Der Euro ist ein politisches Projekt

Der Euro ist eine Währung ohne Staat, im Prinzip also zum Scheitern verurteilt. Er ist mit vielen politischen Ambitionen an den Start gegangen, war aber vor allem ziemlich undurchdacht gestaltet. So sei es. Nun ist es an der Zeit, die Geburtsfehler zu beheben. Daran hat Europa die vergangenen Jahre gearbeitet: einen Fiskalpakt für das Verkleinern der Schuldenberge und das Zurückdrängen der Haushaltsdefizite, eine Bankenunion, um den brüchigen Bankensektor zu gesunden und dies nicht auf Kosten der Steuerzahler geschehen zu lassen und eine Wirtschaftsunion, um unsere Ökonomien aufeinander zuwachsen zu lassen und sie wehrhaft für die Konkurrenz auf dem Weltmarkt zu machen. Die Mitgliedsstaaten sind als Folge der Eurokrise viel mehr Verpflichtungen für einander eingegangen, als das vorher der Fall war. Das Ganze steht nun zum Vollzug bereit. Es ist nun an den Mitgliedsstaaten, alle diese schönen Dinge auf sich selbst anzuwenden. Aber anders als früher gibt es nun auch ein Knüppel-aus-dem-Sack: Die Europäische Kommission achtet darauf, dass das Abgesprochene nun auch befolgt wird und sie kann bei Nachlässigkeit wirksam eingreifen. Ohne Erfüllung der Bedingungen haben die Euroländer keinen Zugang zu dem Rettungsschirm ESM oder zum Ankauf von Staatsobligationen, die die EZB anwenden kann. Die Eurokrise hat zu einem europäischen Staat im Aufbau geführt. Das war auch nötig.

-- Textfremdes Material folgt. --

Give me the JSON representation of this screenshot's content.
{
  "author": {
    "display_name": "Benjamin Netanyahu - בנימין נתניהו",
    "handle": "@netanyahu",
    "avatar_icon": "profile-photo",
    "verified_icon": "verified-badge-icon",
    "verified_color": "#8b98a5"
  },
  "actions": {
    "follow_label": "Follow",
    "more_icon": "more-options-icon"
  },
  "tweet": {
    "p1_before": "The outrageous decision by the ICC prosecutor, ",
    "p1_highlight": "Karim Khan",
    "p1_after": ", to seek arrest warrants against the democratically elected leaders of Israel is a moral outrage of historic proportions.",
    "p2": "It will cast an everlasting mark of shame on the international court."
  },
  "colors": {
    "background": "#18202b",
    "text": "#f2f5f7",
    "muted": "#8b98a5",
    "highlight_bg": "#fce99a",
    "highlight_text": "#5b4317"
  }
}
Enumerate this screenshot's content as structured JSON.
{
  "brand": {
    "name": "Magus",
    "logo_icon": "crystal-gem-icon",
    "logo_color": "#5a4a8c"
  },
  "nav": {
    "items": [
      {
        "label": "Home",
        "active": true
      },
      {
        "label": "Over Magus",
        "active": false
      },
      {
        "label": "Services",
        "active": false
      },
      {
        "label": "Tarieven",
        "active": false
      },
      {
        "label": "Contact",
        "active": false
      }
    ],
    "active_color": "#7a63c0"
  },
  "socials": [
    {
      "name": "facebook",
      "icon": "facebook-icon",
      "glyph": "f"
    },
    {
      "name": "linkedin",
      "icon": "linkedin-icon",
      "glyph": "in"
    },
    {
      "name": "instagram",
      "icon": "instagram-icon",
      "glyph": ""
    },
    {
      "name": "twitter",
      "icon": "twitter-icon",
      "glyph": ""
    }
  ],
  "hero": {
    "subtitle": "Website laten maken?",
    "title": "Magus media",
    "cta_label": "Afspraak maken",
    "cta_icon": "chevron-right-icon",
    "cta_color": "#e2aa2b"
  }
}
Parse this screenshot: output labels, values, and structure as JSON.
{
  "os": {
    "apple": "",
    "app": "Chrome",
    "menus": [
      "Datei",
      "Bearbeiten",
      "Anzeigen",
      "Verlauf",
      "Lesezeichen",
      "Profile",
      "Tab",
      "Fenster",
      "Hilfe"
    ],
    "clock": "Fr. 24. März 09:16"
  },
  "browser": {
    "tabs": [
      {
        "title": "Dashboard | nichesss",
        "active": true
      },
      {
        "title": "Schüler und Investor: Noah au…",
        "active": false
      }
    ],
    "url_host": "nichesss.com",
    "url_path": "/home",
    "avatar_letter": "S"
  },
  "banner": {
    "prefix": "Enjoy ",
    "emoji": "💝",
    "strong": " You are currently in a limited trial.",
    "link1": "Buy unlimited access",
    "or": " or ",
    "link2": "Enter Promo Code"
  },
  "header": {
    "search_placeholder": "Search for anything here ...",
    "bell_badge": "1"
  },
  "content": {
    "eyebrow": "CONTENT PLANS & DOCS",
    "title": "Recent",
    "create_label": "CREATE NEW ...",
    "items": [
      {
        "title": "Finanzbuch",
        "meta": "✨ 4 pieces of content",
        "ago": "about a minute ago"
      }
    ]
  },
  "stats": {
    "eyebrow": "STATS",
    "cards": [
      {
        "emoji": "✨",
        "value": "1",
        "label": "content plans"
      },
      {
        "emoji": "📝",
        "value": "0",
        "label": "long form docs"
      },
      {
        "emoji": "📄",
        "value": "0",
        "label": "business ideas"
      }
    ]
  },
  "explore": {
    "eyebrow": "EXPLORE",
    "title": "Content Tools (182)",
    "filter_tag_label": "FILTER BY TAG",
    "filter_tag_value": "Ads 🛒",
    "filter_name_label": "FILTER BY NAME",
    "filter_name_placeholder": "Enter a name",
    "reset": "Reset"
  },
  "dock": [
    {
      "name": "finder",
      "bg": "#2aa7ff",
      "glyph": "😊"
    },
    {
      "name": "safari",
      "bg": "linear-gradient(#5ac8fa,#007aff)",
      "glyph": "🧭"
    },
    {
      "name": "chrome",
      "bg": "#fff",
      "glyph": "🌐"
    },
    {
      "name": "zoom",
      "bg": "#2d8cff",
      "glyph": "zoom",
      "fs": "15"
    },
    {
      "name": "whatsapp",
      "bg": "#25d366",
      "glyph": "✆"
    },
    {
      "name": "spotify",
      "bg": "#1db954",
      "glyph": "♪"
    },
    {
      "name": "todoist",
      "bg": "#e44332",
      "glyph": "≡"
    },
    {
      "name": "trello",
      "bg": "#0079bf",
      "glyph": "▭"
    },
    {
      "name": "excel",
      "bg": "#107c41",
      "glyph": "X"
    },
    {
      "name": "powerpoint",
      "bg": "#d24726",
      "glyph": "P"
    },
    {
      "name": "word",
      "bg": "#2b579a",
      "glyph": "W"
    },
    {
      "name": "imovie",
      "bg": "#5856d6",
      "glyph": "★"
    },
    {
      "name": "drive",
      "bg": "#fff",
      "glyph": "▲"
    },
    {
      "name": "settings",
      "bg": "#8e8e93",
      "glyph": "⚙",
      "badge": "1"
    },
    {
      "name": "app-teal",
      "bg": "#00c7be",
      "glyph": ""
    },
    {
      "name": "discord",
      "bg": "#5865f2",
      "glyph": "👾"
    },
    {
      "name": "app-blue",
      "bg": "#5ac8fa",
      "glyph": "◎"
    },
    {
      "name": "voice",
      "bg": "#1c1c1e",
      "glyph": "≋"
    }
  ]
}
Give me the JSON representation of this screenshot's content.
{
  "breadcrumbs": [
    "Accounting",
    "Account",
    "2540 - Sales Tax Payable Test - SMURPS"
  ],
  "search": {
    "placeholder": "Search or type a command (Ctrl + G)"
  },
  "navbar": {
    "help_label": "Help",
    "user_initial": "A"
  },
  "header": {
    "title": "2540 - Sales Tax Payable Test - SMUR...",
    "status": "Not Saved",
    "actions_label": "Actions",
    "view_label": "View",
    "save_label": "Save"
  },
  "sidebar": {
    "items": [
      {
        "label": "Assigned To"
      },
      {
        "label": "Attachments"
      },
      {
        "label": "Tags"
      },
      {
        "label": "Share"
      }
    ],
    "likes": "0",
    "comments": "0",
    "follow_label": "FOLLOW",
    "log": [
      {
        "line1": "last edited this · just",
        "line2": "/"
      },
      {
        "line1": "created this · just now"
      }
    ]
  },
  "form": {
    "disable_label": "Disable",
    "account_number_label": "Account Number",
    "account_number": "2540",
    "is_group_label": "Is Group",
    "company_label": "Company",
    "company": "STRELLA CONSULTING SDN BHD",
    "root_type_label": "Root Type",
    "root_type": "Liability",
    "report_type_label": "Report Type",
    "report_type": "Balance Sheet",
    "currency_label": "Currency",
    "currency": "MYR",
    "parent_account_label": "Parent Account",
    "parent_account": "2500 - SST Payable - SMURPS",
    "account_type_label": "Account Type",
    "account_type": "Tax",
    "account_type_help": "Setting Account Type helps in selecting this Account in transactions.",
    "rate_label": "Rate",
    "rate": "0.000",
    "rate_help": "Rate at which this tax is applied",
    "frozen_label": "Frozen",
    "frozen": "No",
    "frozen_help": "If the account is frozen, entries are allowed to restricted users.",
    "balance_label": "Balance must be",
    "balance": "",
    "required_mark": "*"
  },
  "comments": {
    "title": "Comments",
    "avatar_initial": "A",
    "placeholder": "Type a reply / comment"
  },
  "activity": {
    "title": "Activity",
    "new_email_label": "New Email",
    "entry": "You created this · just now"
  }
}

Ohne die Rolle Deutschlands wäre dies alles nicht gelungen. Was jedoch geschehen wäre, ist schwer vorauszusagen: wahrscheinlich eher sanfte Lösungen, sicherlich auch mehr leichtes Geld, dadurch vielleicht auch – unter dem Druck der Finanzmärkte – ein Zerfleddern der Eurozone. Wer kann das sagen? Deutschland, das Land, das am stärksten mit Europas Schicksal verbunden ist und daher das Ziel des Euros am stärksten vor Augen hat, hat am härtesten für den Euro gekämpft. Angela Merkel hat, mehr als jedweder europäische Politiker, die Bedeutung des Euro fest im Visier behalten. Sie wusste recht schnell, warum diese Gemeinschaftswährung gerettet werden musste und wie das am besten nachhaltig geschehen konnte: Der Europäische Rat war dafür ihre Arena. Auch wenn nicht alles nach ihrem Kopf ging, im Kern hat sie es verstanden, ihre europäischen Kollegen zu überzeugen. Im eigenen Land hat sie ihren Landsleuten den europäischen Weg gewiesen und gleichzeitig ein Auge für ihre Sorgen gehabt. Bei all ihren Lösungen hat sie die Mitte gesucht und gefunden – zwischen der deutschen Verantwortung für Europa und ihrer eigenen Pflicht als demokratisch gewählte Regierungschefin. In der Regel führte das auch zu guten Ergebnissen für Deutschland. Auch durch ihre Rolle haben angsteinflößende Töne in Deutschland wenig Gelegenheit bekommen, um die Bevölkerung zu radikalen, negativen Auffassungen zu verführen. Fast immer ist der Bundestag ihrer Europapolitik mit großer Mehrheit gefolgt. Die Eurokrise (in jedem Fall bis zum Frühjahr 2014) war Angela Merkels finest hour als Regierungschefin.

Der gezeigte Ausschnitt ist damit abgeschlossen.